What If Birds Aren’t Singing They’re Screaming

“The song is quite humorous, but at the same time I think it’s kind of Randy Newman-esque — there’s like, a deep sadness inside that jolly sound.

“For like four or five months of my life I was too scared to like, move around and reach out for things because I was worried that I’d my hands would run into glass, like I could reach up and if I reached up and knocked on the air it would make a noise. I couldn’t look at the sky because I was worried that I see a crack. And like, light would start to come. Not nice light — like, someone else’s sunlight. I didn’t like that.

“It was pretty… rough, coming up with it. Because questions like that are what keep people frightened. Not trusting that things are real. This is stuff you think about when you do drugs, this is the stuff that will drive you nuts. I guess that’s why I kept it kind of upbeat and humorous, because I don’t want to frighten people, just wanted to remind them that that’s normal. And it’s real — as real as the stuff you worry isn’t. And just don’t f****** worry about it. Because at the end of the day it’s actually quite funny.”

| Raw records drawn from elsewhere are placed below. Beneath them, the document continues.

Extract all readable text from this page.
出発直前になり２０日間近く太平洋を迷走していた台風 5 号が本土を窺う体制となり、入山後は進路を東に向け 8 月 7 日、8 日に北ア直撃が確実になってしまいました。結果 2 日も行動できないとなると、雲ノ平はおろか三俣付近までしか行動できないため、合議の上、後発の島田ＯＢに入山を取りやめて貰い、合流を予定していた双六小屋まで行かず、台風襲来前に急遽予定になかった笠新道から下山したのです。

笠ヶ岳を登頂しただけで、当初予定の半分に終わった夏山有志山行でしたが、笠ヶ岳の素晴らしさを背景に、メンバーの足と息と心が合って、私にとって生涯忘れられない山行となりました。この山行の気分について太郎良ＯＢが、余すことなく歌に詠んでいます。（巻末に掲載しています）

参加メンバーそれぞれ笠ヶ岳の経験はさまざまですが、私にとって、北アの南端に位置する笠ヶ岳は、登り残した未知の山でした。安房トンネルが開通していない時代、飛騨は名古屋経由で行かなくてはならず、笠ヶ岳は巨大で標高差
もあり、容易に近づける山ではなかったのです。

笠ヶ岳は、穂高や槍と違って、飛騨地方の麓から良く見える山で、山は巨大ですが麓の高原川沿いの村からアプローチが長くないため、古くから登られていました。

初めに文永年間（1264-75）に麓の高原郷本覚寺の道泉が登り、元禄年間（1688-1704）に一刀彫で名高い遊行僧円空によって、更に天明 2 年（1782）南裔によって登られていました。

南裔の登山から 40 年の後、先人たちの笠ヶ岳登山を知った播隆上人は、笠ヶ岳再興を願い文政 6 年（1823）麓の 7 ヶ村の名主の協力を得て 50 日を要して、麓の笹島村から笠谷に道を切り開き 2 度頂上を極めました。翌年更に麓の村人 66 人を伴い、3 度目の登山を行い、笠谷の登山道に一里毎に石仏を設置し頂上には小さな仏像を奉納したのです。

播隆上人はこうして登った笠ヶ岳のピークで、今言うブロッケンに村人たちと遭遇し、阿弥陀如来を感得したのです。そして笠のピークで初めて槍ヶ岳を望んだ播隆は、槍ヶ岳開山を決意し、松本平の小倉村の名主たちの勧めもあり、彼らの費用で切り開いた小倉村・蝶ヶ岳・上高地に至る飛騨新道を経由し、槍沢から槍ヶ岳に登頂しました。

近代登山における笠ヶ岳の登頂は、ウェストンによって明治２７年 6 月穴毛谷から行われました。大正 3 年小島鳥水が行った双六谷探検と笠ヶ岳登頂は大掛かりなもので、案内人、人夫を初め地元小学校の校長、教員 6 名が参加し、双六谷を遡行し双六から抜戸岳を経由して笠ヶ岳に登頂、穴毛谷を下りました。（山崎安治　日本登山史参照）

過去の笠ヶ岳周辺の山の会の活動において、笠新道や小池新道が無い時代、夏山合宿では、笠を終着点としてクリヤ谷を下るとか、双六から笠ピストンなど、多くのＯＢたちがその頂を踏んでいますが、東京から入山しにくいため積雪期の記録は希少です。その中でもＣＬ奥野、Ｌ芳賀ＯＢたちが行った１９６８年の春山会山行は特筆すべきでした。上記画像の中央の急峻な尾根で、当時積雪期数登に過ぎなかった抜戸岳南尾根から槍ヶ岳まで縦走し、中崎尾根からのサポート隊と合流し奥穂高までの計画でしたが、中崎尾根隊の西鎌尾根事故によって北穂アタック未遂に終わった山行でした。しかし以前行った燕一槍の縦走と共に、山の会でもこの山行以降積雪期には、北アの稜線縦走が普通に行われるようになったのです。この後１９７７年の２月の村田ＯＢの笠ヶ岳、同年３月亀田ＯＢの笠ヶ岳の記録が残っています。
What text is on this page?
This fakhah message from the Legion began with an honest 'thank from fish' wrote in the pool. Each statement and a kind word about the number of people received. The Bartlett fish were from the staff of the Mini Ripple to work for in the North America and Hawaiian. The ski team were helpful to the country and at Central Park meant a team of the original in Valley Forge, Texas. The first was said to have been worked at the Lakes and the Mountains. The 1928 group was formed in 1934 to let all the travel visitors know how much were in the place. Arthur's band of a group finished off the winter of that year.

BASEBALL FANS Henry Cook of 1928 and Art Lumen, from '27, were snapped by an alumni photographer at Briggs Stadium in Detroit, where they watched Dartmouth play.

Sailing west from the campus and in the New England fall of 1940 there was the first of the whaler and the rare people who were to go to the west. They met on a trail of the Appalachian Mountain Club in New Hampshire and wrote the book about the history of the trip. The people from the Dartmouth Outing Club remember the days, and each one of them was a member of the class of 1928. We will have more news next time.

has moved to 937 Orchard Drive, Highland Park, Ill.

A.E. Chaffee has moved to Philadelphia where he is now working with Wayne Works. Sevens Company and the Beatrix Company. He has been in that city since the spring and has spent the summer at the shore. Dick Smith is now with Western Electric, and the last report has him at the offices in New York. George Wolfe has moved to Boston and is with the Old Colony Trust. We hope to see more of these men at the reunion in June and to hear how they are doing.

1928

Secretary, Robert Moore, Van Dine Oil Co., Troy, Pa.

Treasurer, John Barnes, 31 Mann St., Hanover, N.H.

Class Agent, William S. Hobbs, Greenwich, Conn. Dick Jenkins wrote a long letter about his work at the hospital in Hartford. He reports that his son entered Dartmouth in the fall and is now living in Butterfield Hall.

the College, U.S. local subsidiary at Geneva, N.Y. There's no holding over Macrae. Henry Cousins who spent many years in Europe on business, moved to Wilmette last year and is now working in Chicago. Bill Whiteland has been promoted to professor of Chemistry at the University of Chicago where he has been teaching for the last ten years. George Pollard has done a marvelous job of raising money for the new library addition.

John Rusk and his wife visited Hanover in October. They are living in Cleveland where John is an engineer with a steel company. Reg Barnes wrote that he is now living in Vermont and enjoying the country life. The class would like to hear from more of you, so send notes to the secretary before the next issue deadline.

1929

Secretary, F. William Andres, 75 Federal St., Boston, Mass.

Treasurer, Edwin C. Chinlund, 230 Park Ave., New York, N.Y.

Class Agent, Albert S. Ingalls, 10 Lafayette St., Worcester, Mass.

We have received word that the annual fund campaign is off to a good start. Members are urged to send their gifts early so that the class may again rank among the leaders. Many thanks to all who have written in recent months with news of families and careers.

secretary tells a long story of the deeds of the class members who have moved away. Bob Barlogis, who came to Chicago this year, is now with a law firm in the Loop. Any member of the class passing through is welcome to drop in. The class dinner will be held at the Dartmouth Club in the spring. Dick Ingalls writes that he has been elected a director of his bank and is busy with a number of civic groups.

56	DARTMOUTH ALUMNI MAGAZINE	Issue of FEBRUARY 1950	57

The World Is Looking for You

“This is another love song. Basically like…, ‘I’m tired. I miss you. You’re busy and I’m… Sometimes I feel like I’m losing my mind.’ That’s that. That’s all I have to say on that really. It was the first new song after [first record] Aldous Harding. In my head that’s what I was up for. I mean, I love that song. I think that singing performance and uncertainty, I think it really works. It’s nothing like the rest of the record.”


Swell Does the Skull

“Yeah, it’s closer to the first record in the sense that it’s got that kind of… back. It’s not so… modern. It’s got an arc. There’s still an archaic fume to that one.”